Poverty becomes a trap when a vicious cycle undermines the effort of the poor to improve their lots. The Punjab government would have to take remedial steps to help the poor escape from nine common poverty traps.

Family child labour traps occur when parents are too unhealthy and unskilled to be productive enough to support their family and children are thus forced to work. In this way, poverty is transmitted to next generations. Even if such a family protects children from work, they do not have resources for transportation expenses, school uniforms or fees and the resultant illiteracy trap ensures poverty of the next generation.

Debt bondage traps are very common in Punjab. The poor do not have access to bank credit and they are caught in debt traps when they borrow from unscrupulous moneylenders. Moneylenders calibrate loan amounts and interest payments to ensure that a family never clears the debt. Sometimes, the rate of pay for impoverished people working for their creditors is so low that it is insufficient even to return the interest they owe.

Under nutrition and resultant illness is another poverty trap. Usually undernourished persons are too weak to work productively, their wages are too meagre to pay for sufficient food, so they continue to work with low productivity for low wages and remain undernourished throughout their life.
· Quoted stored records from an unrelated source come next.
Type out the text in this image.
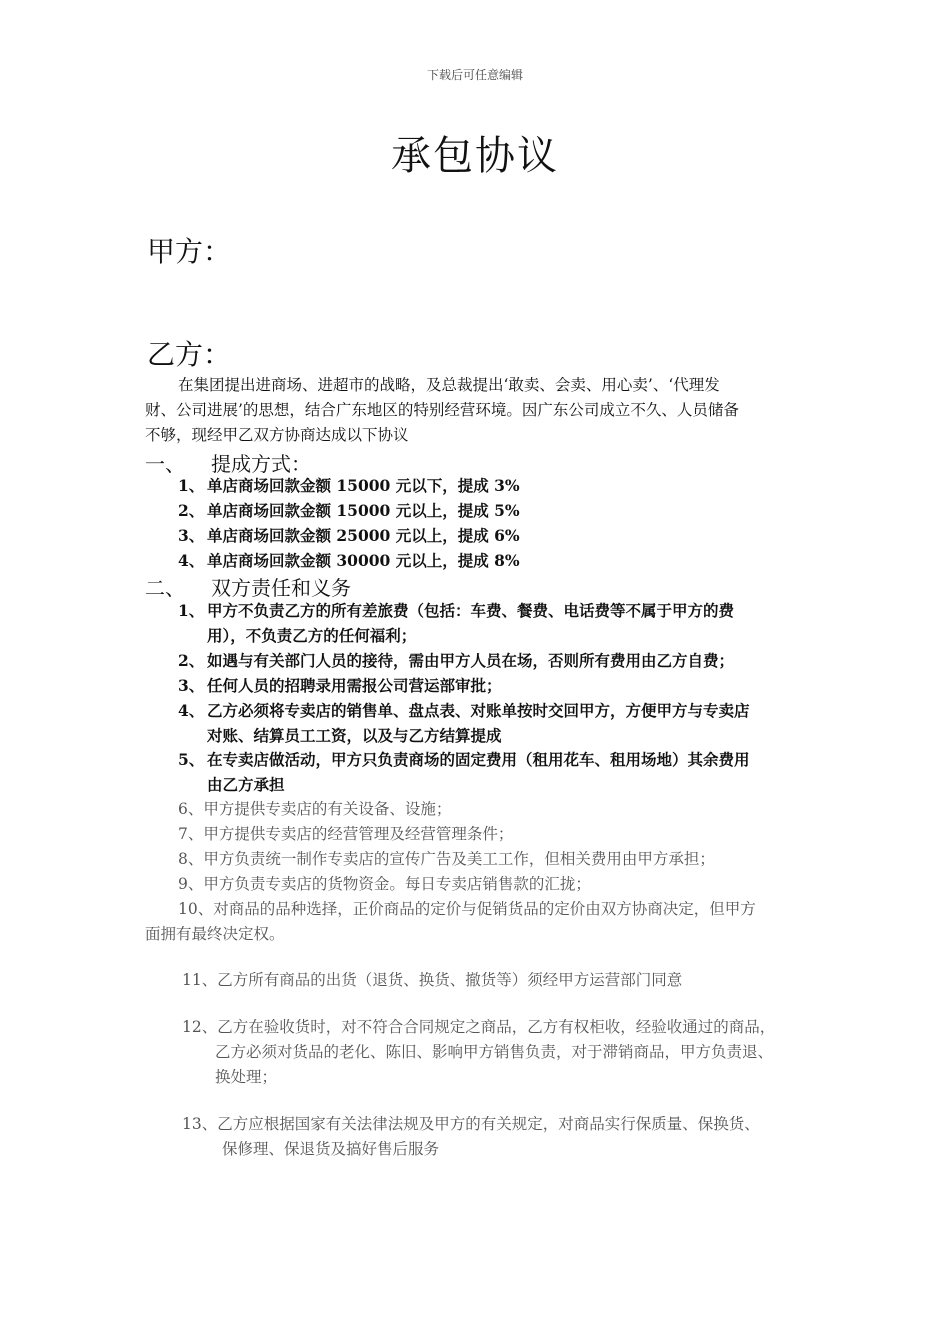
下载后可任意编辑
承包协议
甲方：
乙方：
在集团提出进商场、进超市的战略，及总裁提出‘敢卖、会卖、用心卖’、‘代理发
财、公司进展’的思想，结合广东地区的特别经营环境。因广东公司成立不久、人员储备
不够，现经甲乙双方协商达成以下协议
一、 提成方式：
1、 单店商场回款金额 15000 元以下，提成 3%
2、 单店商场回款金额 15000 元以上，提成 5%
3、 单店商场回款金额 25000 元以上，提成 6%
4、 单店商场回款金额 30000 元以上，提成 8%
二、 双方责任和义务
1、 甲方不负责乙方的所有差旅费（包括：车费、餐费、电话费等不属于甲方的费
用），不负责乙方的任何福利；
2、 如遇与有关部门人员的接待，需由甲方人员在场，否则所有费用由乙方自费；
3、 任何人员的招聘录用需报公司营运部审批；
4、 乙方必须将专卖店的销售单、盘点表、对账单按时交回甲方，方便甲方与专卖店
对账、结算员工工资，以及与乙方结算提成
5、 在专卖店做活动，甲方只负责商场的固定费用（租用花车、租用场地）其余费用
由乙方承担
6、甲方提供专卖店的有关设备、设施；
7、甲方提供专卖店的经营管理及经营管理条件；
8、甲方负责统一制作专卖店的宣传广告及美工工作，但相关费用由甲方承担；
9、甲方负责专卖店的货物资金。每日专卖店销售款的汇拢；
10、对商品的品种选择，正价商品的定价与促销货品的定价由双方协商决定，但甲方
面拥有最终决定权。
11、乙方所有商品的出货（退货、换货、撤货等）须经甲方运营部门同意
12、乙方在验收货时，对不符合合同规定之商品，乙方有权柜收，经验收通过的商品，
乙方必须对货品的老化、陈旧、影响甲方销售负责，对于滞销商品，甲方负责退、
换处理；
13、乙方应根据国家有关法律法规及甲方的有关规定，对商品实行保质量、保换货、
保修理、保退货及搞好售后服务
The workforce finds itself redundant and trapped in low-skill trap when technology is upgraded. This happens when there is no incentive for individuals to invest in attaining new skills. Subsistence traps are a norm among small farmers of Punjab.

Specialisation can be the key to increasing productivity. Most of them have no alternative but to practice subsistence agriculture. With little surplus for sale, they live in poverty for generations.

Common property mismanagement traps are over-fishing in rivers and land over-grazing. Part of the problem is that community management of common resources has broken down – often a legacy of greedy colonial practices and imitated by post-colonial regimes.

Criminality traps are surfacing in the province as youths without access to useful education see little future in legitimate work and are drawn to gang membership and other cultures of criminality. Emotional scars from the experience of violence reinforce this trend.

Absence of working capital for many artisans becomes a poverty trap for them. Micro entrepreneurs can only afford a tiny inventory, so their sales are so meagre that they are unable to purchase a larger inventory the next day.

Mental health traps afflict many poor. Mostly poor people are deeply ashamed of their poverty, even when it is not their fault. They commonly have to endure daily mocking and humiliation and they usually feel terrible that they are unable to provide adequately for their children. This inability creates chronic feelings of hopelessness and anguish.